Italia
Il web italiano è in piena mobilitazione. Il Ddl sulle intercettazioni contiene ancora la norma che impone a siti e blog, professionali e non, l’obbligo di rettifica dietro semplice richiesta fondata o infondata, pena sanzioni da 12.000 euro. In altre parole, spiega Il Sole24Ore, se “il Governo dovesse decidere di portare all’approvazione con voto di fiducia il Ddl, vale a dire con una formula che impedisce de facto la modifica del testo in Parlamento, si tornerebbe a parlare di legge bavaglio o di legge ammazza blog”.
L’avvocato Guido Scorza, esperto in tematiche legali legate al mondo del web, dichiara che “il testo del Ddl intercettazioni attualmente in Parlamento contiene, ancora, la famigerata norma ‘ammazza blog’ che impone ai gestori di tutti i siti informatici l’obbligo di procedere alla rettifica di ogni contenuto pubblicato dietro semplice richiesta – poco importa se fondata o infondata – del soggetto che se ne ritiene leso”.
Nel testo, e in particolare al comma 29 dell’Articolo 3 del disegno di legge, è previsto che “Per i siti informatici, ivi compresi i giornali quotidiani e periodici diffusi per via telematica, le dichiarazioni o le rettifiche sono pubblicate, entro quarantotto ore dalla richiesta, con le stesse caratteristiche grafiche, la stessa metodologia di accesso al sito e la stessa visibilità della notizia cui si riferiscono”, con l’aggiunta della clausola “senza commento”.
Scorza sottolinea come la sanzione pecuniaria prevista in caso di mancata rettifica, 12.000 euro, non faccia distinzione tra blog e media tradizionali e, ancor di più, tra siti e blogger professionali e blogger amatoriali, per i quali è evidente che l’entità della sanzione diventi di per sé un’arma di pressione e un forte limite alla libertà di espressione.
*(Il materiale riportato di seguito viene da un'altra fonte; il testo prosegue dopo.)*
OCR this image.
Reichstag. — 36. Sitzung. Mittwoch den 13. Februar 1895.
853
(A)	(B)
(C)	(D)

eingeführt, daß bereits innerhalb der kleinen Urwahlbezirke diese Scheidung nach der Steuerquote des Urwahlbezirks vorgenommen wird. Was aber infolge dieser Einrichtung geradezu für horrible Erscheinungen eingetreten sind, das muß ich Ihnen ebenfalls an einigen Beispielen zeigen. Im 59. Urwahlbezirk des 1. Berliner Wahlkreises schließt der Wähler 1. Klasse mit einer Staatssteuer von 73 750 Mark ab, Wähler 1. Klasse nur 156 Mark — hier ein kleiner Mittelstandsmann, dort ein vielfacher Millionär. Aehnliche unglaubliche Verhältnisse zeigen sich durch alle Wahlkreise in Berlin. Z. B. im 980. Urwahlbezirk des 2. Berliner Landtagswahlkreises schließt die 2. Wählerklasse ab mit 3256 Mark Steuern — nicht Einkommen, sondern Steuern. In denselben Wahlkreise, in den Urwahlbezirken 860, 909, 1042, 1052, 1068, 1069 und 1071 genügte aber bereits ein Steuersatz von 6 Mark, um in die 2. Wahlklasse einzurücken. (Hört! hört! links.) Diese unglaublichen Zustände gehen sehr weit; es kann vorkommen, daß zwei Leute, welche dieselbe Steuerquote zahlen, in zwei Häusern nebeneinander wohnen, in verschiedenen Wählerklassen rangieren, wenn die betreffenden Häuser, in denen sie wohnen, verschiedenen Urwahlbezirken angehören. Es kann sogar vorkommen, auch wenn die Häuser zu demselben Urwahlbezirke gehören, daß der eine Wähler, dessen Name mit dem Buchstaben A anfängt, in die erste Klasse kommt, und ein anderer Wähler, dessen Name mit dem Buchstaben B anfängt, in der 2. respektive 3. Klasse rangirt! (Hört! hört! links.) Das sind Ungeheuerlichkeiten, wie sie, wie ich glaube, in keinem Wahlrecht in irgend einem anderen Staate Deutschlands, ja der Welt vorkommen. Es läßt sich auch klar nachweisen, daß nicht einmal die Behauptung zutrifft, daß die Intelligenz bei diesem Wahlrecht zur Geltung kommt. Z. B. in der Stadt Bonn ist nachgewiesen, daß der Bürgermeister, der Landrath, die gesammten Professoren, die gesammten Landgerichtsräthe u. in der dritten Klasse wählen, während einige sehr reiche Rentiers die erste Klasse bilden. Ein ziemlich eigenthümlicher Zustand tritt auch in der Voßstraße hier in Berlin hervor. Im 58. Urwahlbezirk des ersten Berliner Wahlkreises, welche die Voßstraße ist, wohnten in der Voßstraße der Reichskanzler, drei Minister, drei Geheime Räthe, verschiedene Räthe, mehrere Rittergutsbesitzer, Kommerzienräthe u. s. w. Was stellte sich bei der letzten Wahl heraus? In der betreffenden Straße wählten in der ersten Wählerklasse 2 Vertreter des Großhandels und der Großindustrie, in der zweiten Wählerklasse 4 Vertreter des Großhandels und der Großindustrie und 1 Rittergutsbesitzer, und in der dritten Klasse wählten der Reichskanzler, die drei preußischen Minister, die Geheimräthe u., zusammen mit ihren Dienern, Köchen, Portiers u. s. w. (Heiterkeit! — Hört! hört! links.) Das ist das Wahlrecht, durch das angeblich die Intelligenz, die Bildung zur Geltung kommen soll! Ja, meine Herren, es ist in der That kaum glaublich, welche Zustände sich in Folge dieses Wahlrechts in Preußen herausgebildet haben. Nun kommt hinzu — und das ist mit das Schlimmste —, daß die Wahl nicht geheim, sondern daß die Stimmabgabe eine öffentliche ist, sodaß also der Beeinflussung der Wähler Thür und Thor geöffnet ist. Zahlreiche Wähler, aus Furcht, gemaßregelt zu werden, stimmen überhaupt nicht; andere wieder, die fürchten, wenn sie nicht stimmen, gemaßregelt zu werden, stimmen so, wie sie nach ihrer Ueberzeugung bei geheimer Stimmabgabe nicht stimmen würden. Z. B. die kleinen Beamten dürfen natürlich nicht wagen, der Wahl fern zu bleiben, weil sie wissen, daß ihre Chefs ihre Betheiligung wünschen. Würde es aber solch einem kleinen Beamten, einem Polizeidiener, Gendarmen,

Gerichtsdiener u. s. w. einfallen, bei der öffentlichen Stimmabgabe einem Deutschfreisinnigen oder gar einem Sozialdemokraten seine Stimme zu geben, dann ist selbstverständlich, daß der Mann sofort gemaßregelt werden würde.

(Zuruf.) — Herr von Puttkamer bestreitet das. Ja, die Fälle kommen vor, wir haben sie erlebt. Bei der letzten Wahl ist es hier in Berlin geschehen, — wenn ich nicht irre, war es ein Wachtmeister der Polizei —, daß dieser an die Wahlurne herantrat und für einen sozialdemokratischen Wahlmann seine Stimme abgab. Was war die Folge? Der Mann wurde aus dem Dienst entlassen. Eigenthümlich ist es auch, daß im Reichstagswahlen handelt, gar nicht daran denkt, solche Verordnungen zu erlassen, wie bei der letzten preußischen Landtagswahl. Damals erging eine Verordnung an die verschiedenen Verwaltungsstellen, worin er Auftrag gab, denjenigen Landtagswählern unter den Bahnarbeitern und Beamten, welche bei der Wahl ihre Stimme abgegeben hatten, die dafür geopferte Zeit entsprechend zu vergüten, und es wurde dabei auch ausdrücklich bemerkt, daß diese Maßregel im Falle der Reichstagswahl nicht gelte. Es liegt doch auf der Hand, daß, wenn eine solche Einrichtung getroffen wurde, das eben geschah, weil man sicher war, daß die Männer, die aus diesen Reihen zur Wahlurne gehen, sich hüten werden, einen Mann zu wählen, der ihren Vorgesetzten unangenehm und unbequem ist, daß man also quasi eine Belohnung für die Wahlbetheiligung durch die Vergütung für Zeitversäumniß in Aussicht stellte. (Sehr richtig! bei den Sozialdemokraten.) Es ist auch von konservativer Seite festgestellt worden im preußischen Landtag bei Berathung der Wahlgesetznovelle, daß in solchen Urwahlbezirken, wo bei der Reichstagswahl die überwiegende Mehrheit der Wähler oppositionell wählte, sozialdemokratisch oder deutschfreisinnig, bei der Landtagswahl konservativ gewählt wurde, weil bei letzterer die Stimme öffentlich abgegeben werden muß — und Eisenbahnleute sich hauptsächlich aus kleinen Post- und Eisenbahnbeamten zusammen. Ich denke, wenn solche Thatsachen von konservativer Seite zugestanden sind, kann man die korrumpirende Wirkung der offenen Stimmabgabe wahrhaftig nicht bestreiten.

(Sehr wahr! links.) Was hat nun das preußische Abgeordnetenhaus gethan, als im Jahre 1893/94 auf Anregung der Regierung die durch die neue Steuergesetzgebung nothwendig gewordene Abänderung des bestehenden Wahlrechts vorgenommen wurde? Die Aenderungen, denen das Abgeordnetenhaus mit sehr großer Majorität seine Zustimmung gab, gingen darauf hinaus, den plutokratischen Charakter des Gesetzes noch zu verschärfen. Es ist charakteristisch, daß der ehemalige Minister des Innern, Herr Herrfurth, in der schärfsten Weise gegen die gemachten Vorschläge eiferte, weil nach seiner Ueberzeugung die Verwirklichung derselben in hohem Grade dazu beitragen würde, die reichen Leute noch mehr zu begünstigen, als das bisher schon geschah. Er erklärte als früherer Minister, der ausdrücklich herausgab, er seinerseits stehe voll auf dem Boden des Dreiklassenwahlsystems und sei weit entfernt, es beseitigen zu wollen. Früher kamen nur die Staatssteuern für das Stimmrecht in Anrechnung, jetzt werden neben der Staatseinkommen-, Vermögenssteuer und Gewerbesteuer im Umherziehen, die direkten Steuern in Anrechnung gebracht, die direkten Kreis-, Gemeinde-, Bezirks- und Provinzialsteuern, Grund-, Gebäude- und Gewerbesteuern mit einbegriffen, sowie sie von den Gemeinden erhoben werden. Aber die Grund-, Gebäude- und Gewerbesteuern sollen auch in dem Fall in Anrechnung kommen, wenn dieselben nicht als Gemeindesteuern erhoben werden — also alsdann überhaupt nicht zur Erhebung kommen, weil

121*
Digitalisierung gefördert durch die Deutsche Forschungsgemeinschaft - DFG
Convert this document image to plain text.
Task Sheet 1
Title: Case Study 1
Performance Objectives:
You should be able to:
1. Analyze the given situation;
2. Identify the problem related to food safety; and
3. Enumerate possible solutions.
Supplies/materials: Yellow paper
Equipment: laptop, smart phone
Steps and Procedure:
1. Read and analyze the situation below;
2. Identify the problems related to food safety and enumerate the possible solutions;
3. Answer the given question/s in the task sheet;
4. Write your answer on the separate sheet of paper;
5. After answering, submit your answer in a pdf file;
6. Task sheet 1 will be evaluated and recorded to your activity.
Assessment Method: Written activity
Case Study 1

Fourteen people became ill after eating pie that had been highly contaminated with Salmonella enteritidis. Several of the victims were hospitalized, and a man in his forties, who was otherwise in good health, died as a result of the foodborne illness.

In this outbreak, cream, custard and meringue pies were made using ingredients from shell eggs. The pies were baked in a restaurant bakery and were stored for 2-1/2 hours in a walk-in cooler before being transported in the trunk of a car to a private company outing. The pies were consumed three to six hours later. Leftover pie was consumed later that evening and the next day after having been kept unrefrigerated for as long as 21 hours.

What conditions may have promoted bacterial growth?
Scorza commenta che “Imporre un obbligo di rettifica a tutti i produttori ‘non professionali’ di informazione, significa fornire ai nemici della libertà di informazione, una straordinaria arma di pressione – se non di minaccia – per mettere a tacere le poche voci fuori dal coro, quelle non raggiungibili, neppure nel nostro Paese, attraverso una telefonata all’editore e/o al principale investitore pubblicitario”.
Quanti blogger rischierebbero 12 mila euro per difendere la loro libertà di parola?
“Sarebbe davvero una sciagura per la libertà di parola sul web se, preoccupato di assecondare l’urgenza della maggioranza nell’approvazione del Ddl, il Parlamento licenziasse il testo nella sua attuale formulazione”.
Intanto per giovedì 29 settembre, quando il Governo si appresterebbe a ripresentare il testo del disegno di legge in aula, la Federazione Nazionale della Stampa ha organizzato a Roma una manifestazione di protesta, “per dire di nuovo no al reiterato tentativo del governo di imbavagliare l’informazione con una legge sulle intercettazioni“.
Il senatore del Pd, Vincenzo Vita, sul proprio sito scrive: “Nel testo che il Governo si accinge a ripresentare sembra profilarsi di nuovo anche la norma liberticida sulla rete: su rettifica e quant’altro. C’è già stata una grande mobilitazione in passato, che è riuscita a bloccare le intenzioni autoritarie di Berlusconi. Sarà doveroso, già a partire dalla manifestazione promossa dal comitato per la libertà e il diritto all’informazione giovedì prossimo, costruire una mobilitazione fortissima che blocchi anche questa volta le velleità antistoriche di un premier che forse vuole riscrivere l’Italia al ristretto club dei forcaioli (Iran, Cina, Corea…)”.
Sulla sua pagina di Facebook, il presidente dell’Italia dei Valori, Antonio Di Pietro, scrive che “Il governo prova ancora una volta a mettere il bavaglio al web (..) La rete si sta già ribellando e state certi che anche noi dell’IdV non staremo con le mani in mano”.